NEW YORK — Without question Maia Norman and Damien Hirst are a power couple, but when it comes to fashion, she stands on her own.
After a few years of selling her artistically infused Mother of Pearl sportswear internationally, the U.K.-based California native is targeting the U.S. with a line inspired by Fred Tomaselli, the first American artist she has worked with.
During a telephone interview from Fiji last week, Norman discussed her business plans and home life with Hirst and their three sons. Mother of Pearl items are for sale on Hirst’s Web site, which relaunched last week, but the pair prefer to work independently. Hirst also sells clothing under his Other Criteria label. “Damien throws in his two cents now and again. But he has such a different way of doing things that I keep that to a minimum,” Norman said.
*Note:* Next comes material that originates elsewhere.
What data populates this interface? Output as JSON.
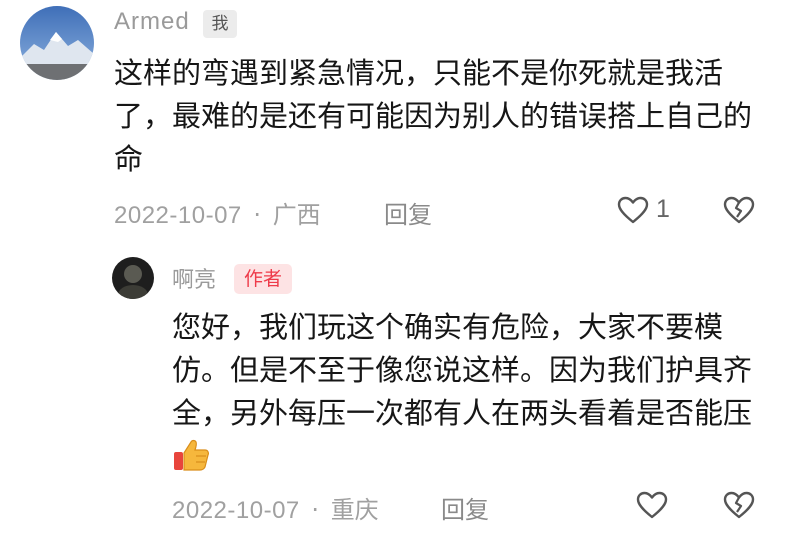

Keith Tyson, Jim Lambie, Matt Collishaw and Carsten Holler are among the artists she has collaborated with for her collection. An intrepid traveler whose travels are often swayed by the chance to surf, Norman divides her time between London and the southwest coast of England. When not in the design studio, Norman can often be found blasting down the Thames on her powerboat or cruising along in a 25-foot Zodiac looking for a spot to fish near their Devon home. She also rides motorcycles on trails and dabbles in motocross. Wherever she may be, Norman is visually tuned in to her surroundings. A visit to the Guggenheim Bilbao introduced her to the work of Wangechi Mutu, whom she hopes will agree to a collaboration at some point.
Norman and Tomaselli, who became friends when they were teens on the punk rock scene, will be showing her fall collection today and Tuesday at the James Cohan Gallery here. Even though they have known each other for years, he turned her down a few times until eventually approving the use of his prints.
“He told me, ‘I did something like this once but it wasn’t very good,’” said Norman, who then persuaded him to let her make her own interpretations of his work. After seeing the end result, he agreed to do the honors himself the next time she asked. The collection has been so well-received that fall sales have doubled to nearly $286,000 compared to spring sales, said Norman, noting the designs are “way beyond prints on clothing. There is embroidery, embellishment and placement prints.”
Trained as a silversmith, Norman designed jewelry before deciding she wanted a larger palette in fashion. She first got into fashion at the age of 17, working as an assistant for the L.A.-based designer James Reva. “I was more like an intern and a muse. It was so exciting to have a hand in design and being part of a team when a new collection launched. The clothing business is great when things are good,” she said. “The economy is feeling a little better today than it was two years ago. We needed to get the word out about Mother of Pearl [before really pursuing the U.S. market] Buyers are so fickle.”
Rather than tap Hirst’s fame to further her business, Norman plans to hold off on teaming up with him for a Mother of Pearl collection until the label has greater recognition. That said, she already has envisioned the designs — evening pieces with solid gold brocade butterflies.
And even though Hirst’s personal wealth has been pegged at nearly $373 million — or as “a dollar billionaire” by his business manager’s summation — he and Norman are instilling a strong work ethic in their sons. “Our boys are just really normal. We don’t have any attention problems with them at all. When they have chores to do, I tell them, ‘Get the worst ones over first,’” Norman said. “It’s just a matter of pointing out how things work. We really don’t want them to end up when they are old not knowing how to work hard because (a) you wind up looking like a fool and (b) you compromise yourself.”